Hone Your Craft With Flash Fiction - Exercises Included!


We all love when inspiration strikes. Flash fiction can feel much like that. It's a story in micro, a focus on a compelling moment in a character's life. 

Reading flash can help stir ideas for your own long or short writing. When you practice writing flash fiction, there's even better payoffs in your own work.




Improve Your Focus

Flash fiction gets a lot done in a very short amount of time. Big emotions and major change must coexist in a tiny, little writing space. Flash fiction word counts can range from just a few words to the more typical 1000. 

As you practice creating flash fiction, consider how tightly focused you can be on the main aspects of your story. What can you cut and still keep clarity? 

Exercise: Write a sentence summarizing your story using ten words or less.


Tighten Your Prose

When a story must be crafted to fit the short requirements of flash fiction, you learn to say a lot with few words. This habit will carry over into your other works, making them more concise and compelling. 

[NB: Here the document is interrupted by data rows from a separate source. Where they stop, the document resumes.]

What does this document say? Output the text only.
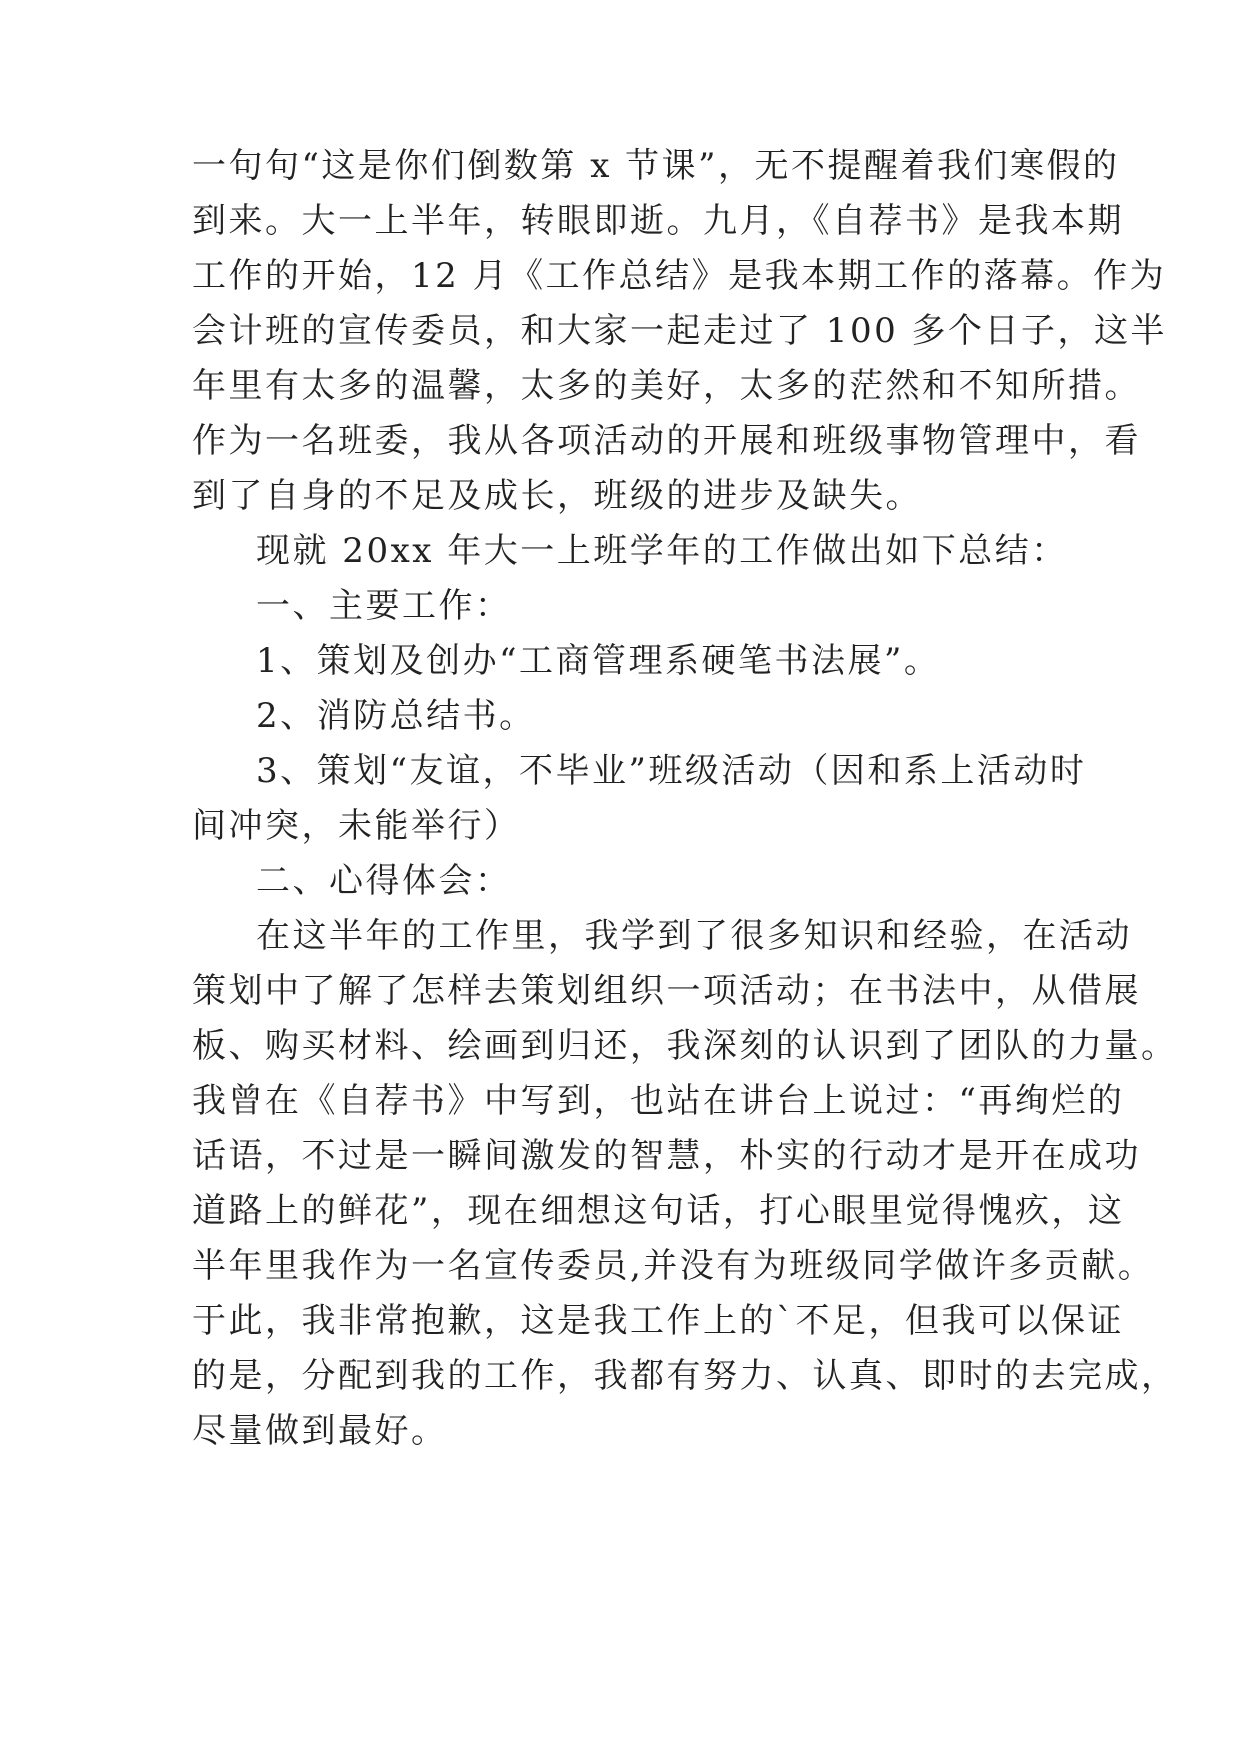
一句句“这是你们倒数第 x 节课”，无不提醒着我们寒假的
到来。大一上半年，转眼即逝。九月，《自荐书》是我本期
工作的开始，12 月《工作总结》是我本期工作的落幕。作为
会计班的宣传委员，和大家一起走过了 100 多个日子，这半
年里有太多的温馨，太多的美好，太多的茫然和不知所措。
作为一名班委，我从各项活动的开展和班级事物管理中，看
到了自身的不足及成长，班级的进步及缺失。
现就 20xx 年大一上班学年的工作做出如下总结：
一、主要工作：
1、策划及创办“工商管理系硬笔书法展”。
2、消防总结书。
3、策划“友谊，不毕业”班级活动（因和系上活动时
间冲突，未能举行）
二、心得体会：
在这半年的工作里，我学到了很多知识和经验，在活动
策划中了解了怎样去策划组织一项活动；在书法中，从借展
板、购买材料、绘画到归还，我深刻的认识到了团队的力量。
我曾在《自荐书》中写到，也站在讲台上说过：“再绚烂的
话语，不过是一瞬间激发的智慧，朴实的行动才是开在成功
道路上的鲜花”，现在细想这句话，打心眼里觉得愧疚，这
半年里我作为一名宣传委员,并没有为班级同学做许多贡献。
于此，我非常抱歉，这是我工作上的`不足，但我可以保证
的是，分配到我的工作，我都有努力、认真、即时的去完成，
尽量做到最好。
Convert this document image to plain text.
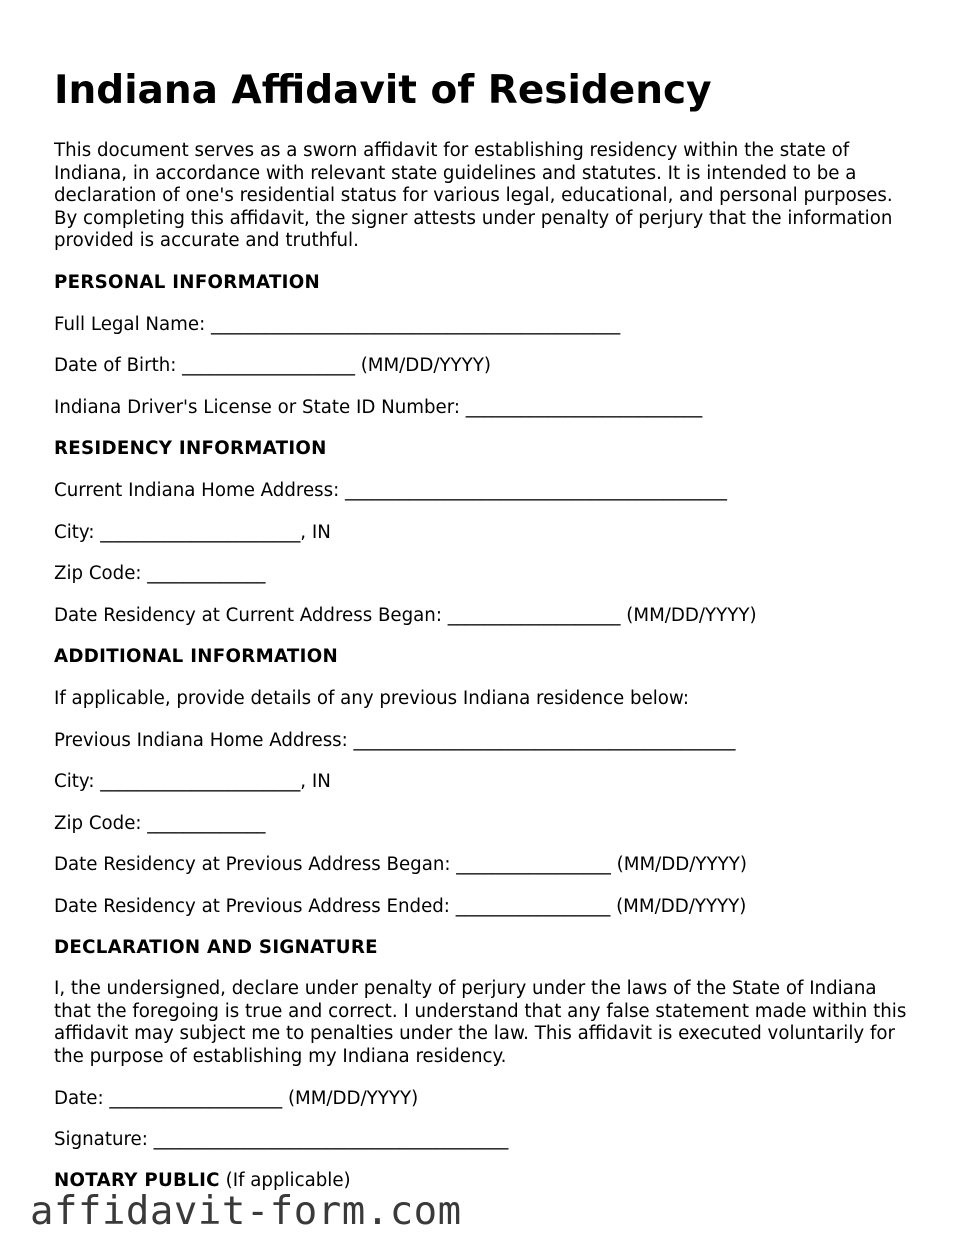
Indiana Affidavit of Residency

This document serves as a sworn affidavit for establishing residency within the state of Indiana, in accordance with relevant state guidelines and statutes. It is intended to be a declaration of one's residential status for various legal, educational, and personal purposes. By completing this affidavit, the signer attests under penalty of perjury that the information provided is accurate and truthful.

PERSONAL INFORMATION

Full Legal Name: _____________________________________________

Date of Birth: ___________________ (MM/DD/YYYY)

Indiana Driver's License or State ID Number: __________________________

RESIDENCY INFORMATION

Current Indiana Home Address: __________________________________________

City: ______________________, IN

Zip Code: _____________

Date Residency at Current Address Began: ___________________ (MM/DD/YYYY)

ADDITIONAL INFORMATION

If applicable, provide details of any previous Indiana residence below:

Previous Indiana Home Address: __________________________________________

City: ______________________, IN

Zip Code: _____________

Date Residency at Previous Address Began: _________________ (MM/DD/YYYY)

Date Residency at Previous Address Ended: _________________ (MM/DD/YYYY)

DECLARATION AND SIGNATURE

I, the undersigned, declare under penalty of perjury under the laws of the State of Indiana that the foregoing is true and correct. I understand that any false statement made within this affidavit may subject me to penalties under the law. This affidavit is executed voluntarily for the purpose of establishing my Indiana residency.

Date: ___________________ (MM/DD/YYYY)

Signature: _______________________________________

NOTARY PUBLIC (If applicable)

affidavit-form.com
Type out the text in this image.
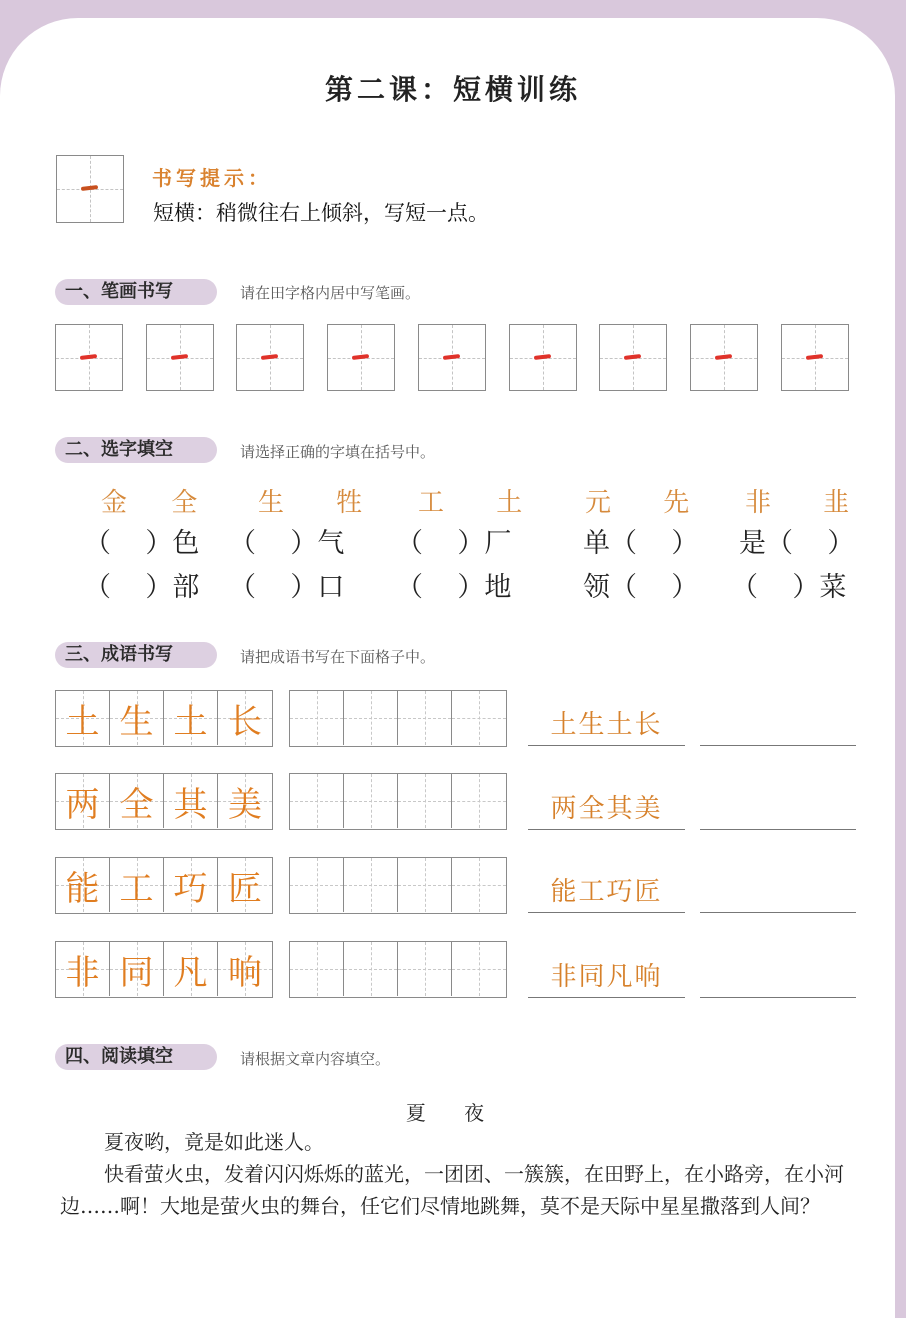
第二课：短横训练
书写提示：
短横：稍微往右上倾斜，写短一点。
一、笔画书写	请在田字格内居中写笔画。
二、选字填空	请选择正确的字填在括号中。
金 全 生 牲 工 土 元 先 非 韭
（    ）色 （    ）气 （    ）厂	单（    ） 是（    ）
（    ）部 （    ）口 （    ）地	领（    ） （    ）菜
三、成语书写	请把成语书写在下面格子中。
土 生 土 长	土生土长
两 全 其 美	两全其美
能 工 巧 匠	能工巧匠
非 同 凡 响	非同凡响
四、阅读填空	请根据文章内容填空。
夏 夜
夏夜哟，竟是如此迷人。
快看萤火虫，发着闪闪烁烁的蓝光，一团团、一簇簇，在田野上，在小路旁，在小河边……啊！大地是萤火虫的舞台，任它们尽情地跳舞，莫不是天际中星星撒落到人间？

Exercise: Go through a current work-in-progress and see if you can cut the entire thing by 25% or even 50%. Alternatively, try replacing three words with one. Are there whole sentences or paragraphs you could cut while retaining or enhancing the impact of the story?




Experiment With Form

Flash Fiction is a fun, low-risk way to try new structure. If you want to try a story in texting or email form, this would be a great format to experiment with it. And you have nothing to lose but a little time and maybe 1000 words. Low-risk, high-return. 

Exercise: Experiment with something new in a piece of flash fiction. Maybe write the entire thing in iambic pentameter. Or starting every sentence with the next letter in the alphabet. The options are endless. You're creative; I'm sure you'll come up with something new to try!


Amp the Tension

Conflict and change are essential in any story, even flash fiction. Sometimes we might trick ourselves into thinking that because flash focuses on a moment in time that it is static, but that is a mistake. Static is boring. Nothing is happening. 

Try starting your flash fiction pieces close to a character's life-changing event or realization. It can be dramatic - the loss of a loved one, or subtle - the realization that their best friend is capable of lying to them. Whatever it is should change the main character's world and/or worldview. 

Conflict and change are things we grapple with regularly. They are essential to every story. As you learn to incorporate them in the small world of flash fiction, you will find it easier to build the needed conflict and change in your other works.

Exercise: Determine what life-changing moment will rock your character's world. Start the story right before or just after that moment. What's next? What suspense can you build that will keep the reader hooked all the way to the end?